31.もふもふに擦り寄る ページ32
さっき颯くんに頭を撫でられてから震えが完全に止まったような気がする。
「震え止まったのかな?なんか歌えそうな気がする。」
「それは良かった。」
次の曲は颯くんが選んだ曲だ。
静かに聞いていよう。
「…良い声だなぁ」
間奏に入ったので呟いた。
「そんなことないと思うけどな…?」
「颯くんが良いと思ってなくても、私は良いと思ってるから…」
歌詞を見ている颯くんの後ろに座って髪の毛をもふもふし始める。
そろそろ散髪に行きたいと言っていたので、今はちょうど良いもふもふだ。
「飼い猫をもふもふするように颯くんの髪の毛もふもふしたい…」
再び長い間奏に入ったので呟く。
「曲終わってからなら…?」
「いいんだ…待ってる。」
自分は猫を飼っている。たまに顔を寄せて擦り寄ることもある。
ゆえに、もふもふしたものには擦り寄りたくなるのだ。
もちろん、余程慣れた人や動物でない限りはしない。
「終わった。」
「お疲れ様でした。」
「お疲れ様です。」
何故かたまに敬語で話すのが私たちの特徴で、付き合ってしばらくはSNSで話す時にすべての文章が敬語だった。しかし、今は敬語も消えつつある。
特殊だと言われることはよくある。もう慣れた。
「密室ってなんでもできそうな気がする。しないけど。」
改めて颯くんの髪の毛をもふもふしながら話す。
良い触り心地だ。
「まぁ、なんでもして良いわけじゃないけどね。」
「うん。はい、失礼しまーす。」
以前、ハグしたくなったらいつでも良いと言っていたので、人気の無いここでなら良いだろう…と考えた。

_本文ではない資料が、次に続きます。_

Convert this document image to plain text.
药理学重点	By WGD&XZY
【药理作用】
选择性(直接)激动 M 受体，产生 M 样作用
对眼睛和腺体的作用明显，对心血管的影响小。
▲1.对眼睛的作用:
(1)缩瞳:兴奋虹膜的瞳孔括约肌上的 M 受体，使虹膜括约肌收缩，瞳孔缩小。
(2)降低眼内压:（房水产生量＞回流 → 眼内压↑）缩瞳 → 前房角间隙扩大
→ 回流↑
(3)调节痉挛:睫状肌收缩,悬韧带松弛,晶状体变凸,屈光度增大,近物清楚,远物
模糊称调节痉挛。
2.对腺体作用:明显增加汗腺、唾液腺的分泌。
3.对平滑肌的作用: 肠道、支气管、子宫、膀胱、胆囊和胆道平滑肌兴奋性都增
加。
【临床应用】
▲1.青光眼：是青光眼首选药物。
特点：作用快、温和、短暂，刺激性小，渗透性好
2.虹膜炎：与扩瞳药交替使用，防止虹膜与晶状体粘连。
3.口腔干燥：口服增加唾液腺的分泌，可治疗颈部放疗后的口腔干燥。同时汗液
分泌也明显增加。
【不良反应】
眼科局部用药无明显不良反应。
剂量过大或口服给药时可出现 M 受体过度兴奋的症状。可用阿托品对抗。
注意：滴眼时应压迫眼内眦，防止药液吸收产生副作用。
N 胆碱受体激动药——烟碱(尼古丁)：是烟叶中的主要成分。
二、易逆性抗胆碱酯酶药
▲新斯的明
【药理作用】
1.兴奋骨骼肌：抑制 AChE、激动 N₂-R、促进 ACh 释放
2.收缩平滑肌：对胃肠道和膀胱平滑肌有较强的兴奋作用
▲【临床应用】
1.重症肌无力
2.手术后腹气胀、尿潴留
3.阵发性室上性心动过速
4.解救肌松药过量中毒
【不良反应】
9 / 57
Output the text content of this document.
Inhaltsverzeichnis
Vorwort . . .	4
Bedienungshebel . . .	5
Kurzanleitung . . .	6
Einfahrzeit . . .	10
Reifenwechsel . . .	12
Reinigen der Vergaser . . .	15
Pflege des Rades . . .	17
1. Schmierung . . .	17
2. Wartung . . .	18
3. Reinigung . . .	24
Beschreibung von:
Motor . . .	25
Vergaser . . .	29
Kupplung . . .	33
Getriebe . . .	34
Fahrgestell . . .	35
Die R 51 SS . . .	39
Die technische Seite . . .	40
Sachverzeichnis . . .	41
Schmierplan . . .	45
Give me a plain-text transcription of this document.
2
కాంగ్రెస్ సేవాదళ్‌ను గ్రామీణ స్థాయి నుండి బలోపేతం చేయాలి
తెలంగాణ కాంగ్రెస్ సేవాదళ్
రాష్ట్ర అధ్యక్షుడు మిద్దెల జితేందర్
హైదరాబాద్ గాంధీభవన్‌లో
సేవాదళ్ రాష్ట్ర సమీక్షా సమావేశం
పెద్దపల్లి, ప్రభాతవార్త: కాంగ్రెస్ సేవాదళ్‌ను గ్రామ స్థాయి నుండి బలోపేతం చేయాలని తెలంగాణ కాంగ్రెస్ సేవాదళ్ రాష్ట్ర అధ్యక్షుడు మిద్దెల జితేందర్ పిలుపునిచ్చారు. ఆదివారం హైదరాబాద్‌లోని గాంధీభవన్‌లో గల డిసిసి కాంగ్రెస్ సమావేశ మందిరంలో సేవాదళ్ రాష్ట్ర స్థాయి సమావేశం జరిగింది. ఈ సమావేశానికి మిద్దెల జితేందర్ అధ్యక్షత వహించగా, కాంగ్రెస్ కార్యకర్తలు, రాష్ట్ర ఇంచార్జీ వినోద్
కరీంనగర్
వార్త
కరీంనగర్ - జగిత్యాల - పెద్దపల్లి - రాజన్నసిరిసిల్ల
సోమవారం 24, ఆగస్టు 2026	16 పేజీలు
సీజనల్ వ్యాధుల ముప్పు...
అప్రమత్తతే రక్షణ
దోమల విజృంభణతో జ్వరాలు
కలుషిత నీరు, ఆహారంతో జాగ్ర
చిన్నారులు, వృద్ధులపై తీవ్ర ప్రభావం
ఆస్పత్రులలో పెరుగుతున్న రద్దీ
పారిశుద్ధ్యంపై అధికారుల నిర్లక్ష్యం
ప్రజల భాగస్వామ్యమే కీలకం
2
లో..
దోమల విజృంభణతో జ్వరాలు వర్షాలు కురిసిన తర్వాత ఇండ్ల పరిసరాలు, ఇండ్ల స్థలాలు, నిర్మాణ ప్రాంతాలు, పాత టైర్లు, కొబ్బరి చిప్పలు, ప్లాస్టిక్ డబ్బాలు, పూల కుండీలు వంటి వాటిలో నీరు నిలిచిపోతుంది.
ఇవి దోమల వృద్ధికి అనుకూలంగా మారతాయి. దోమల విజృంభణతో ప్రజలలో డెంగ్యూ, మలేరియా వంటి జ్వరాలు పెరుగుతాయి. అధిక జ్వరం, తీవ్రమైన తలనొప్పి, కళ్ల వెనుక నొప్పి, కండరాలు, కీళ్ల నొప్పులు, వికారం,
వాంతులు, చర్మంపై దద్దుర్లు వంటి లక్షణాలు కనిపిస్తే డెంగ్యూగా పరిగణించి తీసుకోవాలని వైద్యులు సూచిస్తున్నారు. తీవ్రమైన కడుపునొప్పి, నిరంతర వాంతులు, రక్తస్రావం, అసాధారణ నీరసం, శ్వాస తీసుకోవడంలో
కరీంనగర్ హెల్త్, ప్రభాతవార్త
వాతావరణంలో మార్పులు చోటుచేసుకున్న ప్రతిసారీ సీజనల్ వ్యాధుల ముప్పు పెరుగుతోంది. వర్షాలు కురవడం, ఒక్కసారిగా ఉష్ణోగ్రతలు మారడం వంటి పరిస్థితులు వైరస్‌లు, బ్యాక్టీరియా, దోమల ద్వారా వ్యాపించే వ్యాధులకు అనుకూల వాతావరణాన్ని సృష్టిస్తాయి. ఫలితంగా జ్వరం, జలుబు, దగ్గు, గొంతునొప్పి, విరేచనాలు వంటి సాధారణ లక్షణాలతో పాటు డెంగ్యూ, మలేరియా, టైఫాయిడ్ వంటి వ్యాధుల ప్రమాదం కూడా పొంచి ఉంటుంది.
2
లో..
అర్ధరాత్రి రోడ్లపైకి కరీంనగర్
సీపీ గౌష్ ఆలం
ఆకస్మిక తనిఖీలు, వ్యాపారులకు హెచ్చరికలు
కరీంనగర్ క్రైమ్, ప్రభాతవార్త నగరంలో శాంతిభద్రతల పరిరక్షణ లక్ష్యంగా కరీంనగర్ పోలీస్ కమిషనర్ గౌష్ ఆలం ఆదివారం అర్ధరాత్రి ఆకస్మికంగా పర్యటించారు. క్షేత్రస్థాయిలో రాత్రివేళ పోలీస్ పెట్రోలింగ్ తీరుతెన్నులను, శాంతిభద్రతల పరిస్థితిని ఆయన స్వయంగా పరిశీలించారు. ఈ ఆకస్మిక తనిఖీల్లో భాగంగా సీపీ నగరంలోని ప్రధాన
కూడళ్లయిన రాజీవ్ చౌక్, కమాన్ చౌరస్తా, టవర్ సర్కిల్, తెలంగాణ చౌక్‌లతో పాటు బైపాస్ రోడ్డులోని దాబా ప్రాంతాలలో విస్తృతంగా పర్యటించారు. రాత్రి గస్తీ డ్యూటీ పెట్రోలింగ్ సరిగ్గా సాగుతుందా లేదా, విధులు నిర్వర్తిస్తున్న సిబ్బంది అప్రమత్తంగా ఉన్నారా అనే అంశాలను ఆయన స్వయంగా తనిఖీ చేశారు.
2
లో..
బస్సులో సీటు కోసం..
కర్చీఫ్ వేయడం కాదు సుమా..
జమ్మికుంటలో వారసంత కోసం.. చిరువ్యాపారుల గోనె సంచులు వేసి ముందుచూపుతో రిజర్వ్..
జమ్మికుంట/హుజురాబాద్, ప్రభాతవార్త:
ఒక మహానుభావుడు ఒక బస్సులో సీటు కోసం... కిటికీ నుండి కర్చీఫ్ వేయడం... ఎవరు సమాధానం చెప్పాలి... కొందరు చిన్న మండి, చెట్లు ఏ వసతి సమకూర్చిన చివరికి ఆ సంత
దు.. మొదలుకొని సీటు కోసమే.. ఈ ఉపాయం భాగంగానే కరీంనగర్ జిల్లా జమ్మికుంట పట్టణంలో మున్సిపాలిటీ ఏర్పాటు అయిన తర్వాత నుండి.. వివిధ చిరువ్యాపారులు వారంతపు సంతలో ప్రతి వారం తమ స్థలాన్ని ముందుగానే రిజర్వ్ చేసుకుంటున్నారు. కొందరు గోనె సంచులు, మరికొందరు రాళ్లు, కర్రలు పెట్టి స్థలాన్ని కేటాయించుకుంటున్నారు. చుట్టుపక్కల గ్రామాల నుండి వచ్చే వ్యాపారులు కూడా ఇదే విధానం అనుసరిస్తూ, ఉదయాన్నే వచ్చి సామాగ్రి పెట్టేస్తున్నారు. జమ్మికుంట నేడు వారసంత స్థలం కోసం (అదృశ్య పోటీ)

いつでも良いと言われても、自分にはそんな勇気などない。
「たまに来るデレの破壊力がすごい。」
どんな顔をしているか知らないが、颯くんが顔を手で覆っている。
「もふもふ…もふもふ…」
もはや呪文のように同じことを呟きながら颯くんに擦り寄る。
「…こういうところずるい。」
颯くんは終始うめき声をあげていた。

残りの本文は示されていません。